No entanto, quando se encara Fernanda assim, em frente de um chocolate quente e
de moletom, meio gripada, um tom levemente rosado a rodear os olhos denunciando aquela leseira de gripe, cabelo preso atrás, simples, bem simples, um perfume doce no ar, lembrando leite, sim, a gente fica procurando.


Onde está a supertop model? Até a natural desaceleração causada pela gravidez, Fernanda
dominava geral, formando o time de brasucas gostosas que desbancaram as magrelas de capas e passarelas – Gisele Bündchen, Alessandra Ambrósio, Adriana Lima, Ana Beatriz Barros. “Mas eu vou voltar, viu?”, ameaça, sotaque suave de potiguar, inflexão meio moleca.

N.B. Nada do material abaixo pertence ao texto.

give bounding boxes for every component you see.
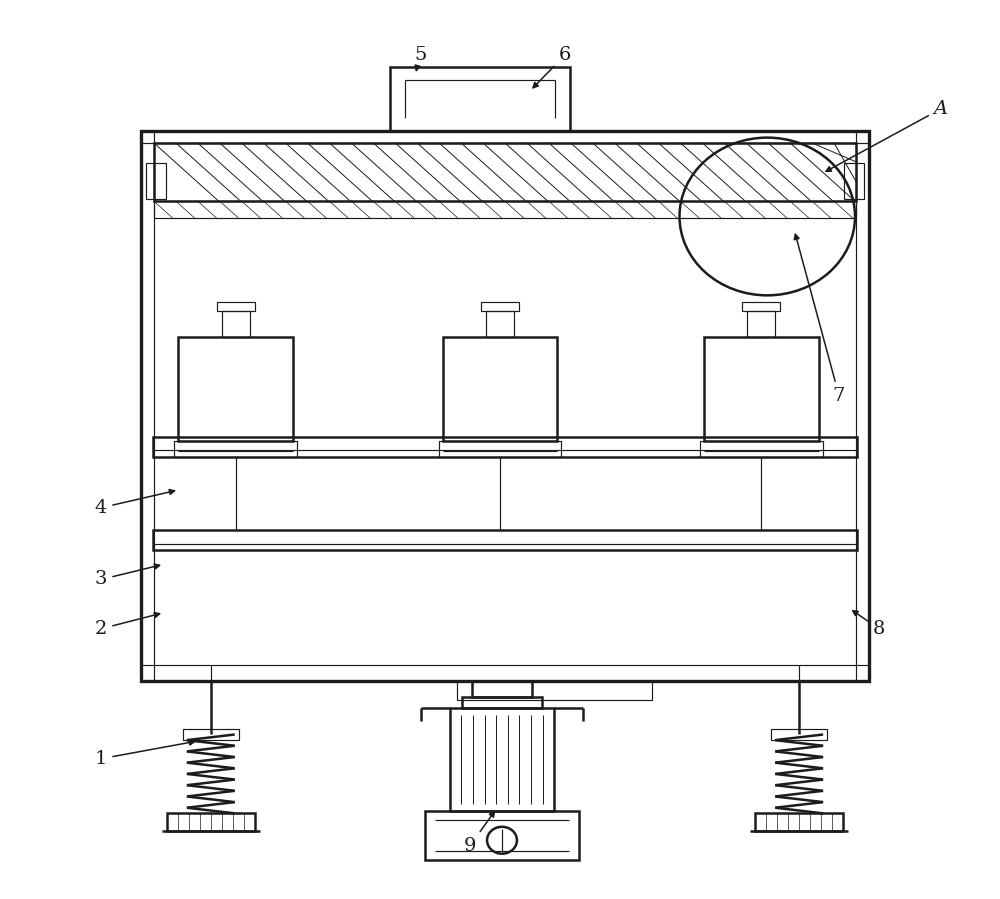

Antes, o descanso com a família. Guardada a sete chaves – tanto ela quanto Murilo desaprovam o desgaste da dupla exposição. Cuidadosa para não criticar nenhuma colega, diz que, “uma vez que você abre a portinha, não volta mais atrás, e aí a privacidade já era”. Casada há quatro anos, jura que sempre quis ter uma família. e quer ter mais dois filhos. “Ainda bem que achei o cara certo na hora certa”, afirma, apontando no senso de humor do marido a razão da sua conquista. E também da comunhão com os valores tradicionais. “Casar e ter família jamais poderiam ser por acaso, tudo tem que ser planejado!” Certinha, é: envergonha-se de um atraso, não gosta de parecer diva durante o trabalho, dá bom dia aos vizinhos.


A moça família é também ardorosa defensora da pele dos bichinhos – é uma das faces mais
conhecidas da PETA, de quem estrelou campanha famosa em 2003. “Usei pele no início da
minha carreira, mas um dia caí na real e aí decidi não usar mais, cheguei em casa chorando.
desde 1999 não visto”, conta. “Perdi grana com isso: uma vez, por exemplo, cancelei um desfile em Paris quando me recusei a usar um casaco de pele de coelho.” Em 2002 também parou de comer carne: o motivo foram duas cabeças de vaca entrevistas numa lata de lixo em frente a um açougue nova-iorquino. “Não consigo entender aquelas velhinhas ricas passeando com seus cachorrinhos, vestidas com casaco de pele de raposa. Uma vaca que alimenta dez famílias consome a alimentação de 500 pessoas, água, área desmatada, cereais, sem falar no impacto ambiental.”


E o que pretende fazer, além de chamar a atenção para sua causa? “Estou pensando
nisso. Tenho umas idéias, mas ainda não está certo, não quero falar.”, faz mistério.
Aos 27, afirma não ter frescura de idade – nem quer encerrar a carreira tão cedo. Nunca
foi de fazer academia, nem de esportes, mas agora, com a gravidez, resolveu se mexer. “Não
quero ficar rotulada como mãe, apesar de estar apaixonada pelo Lucas. Mas também não quero ficar naquela coisa de ‘agora não vou fazer mais Victoria’s Secret, não vou mais fazer ensaios sensuais’. Acho que estou no auge do meu corpo.”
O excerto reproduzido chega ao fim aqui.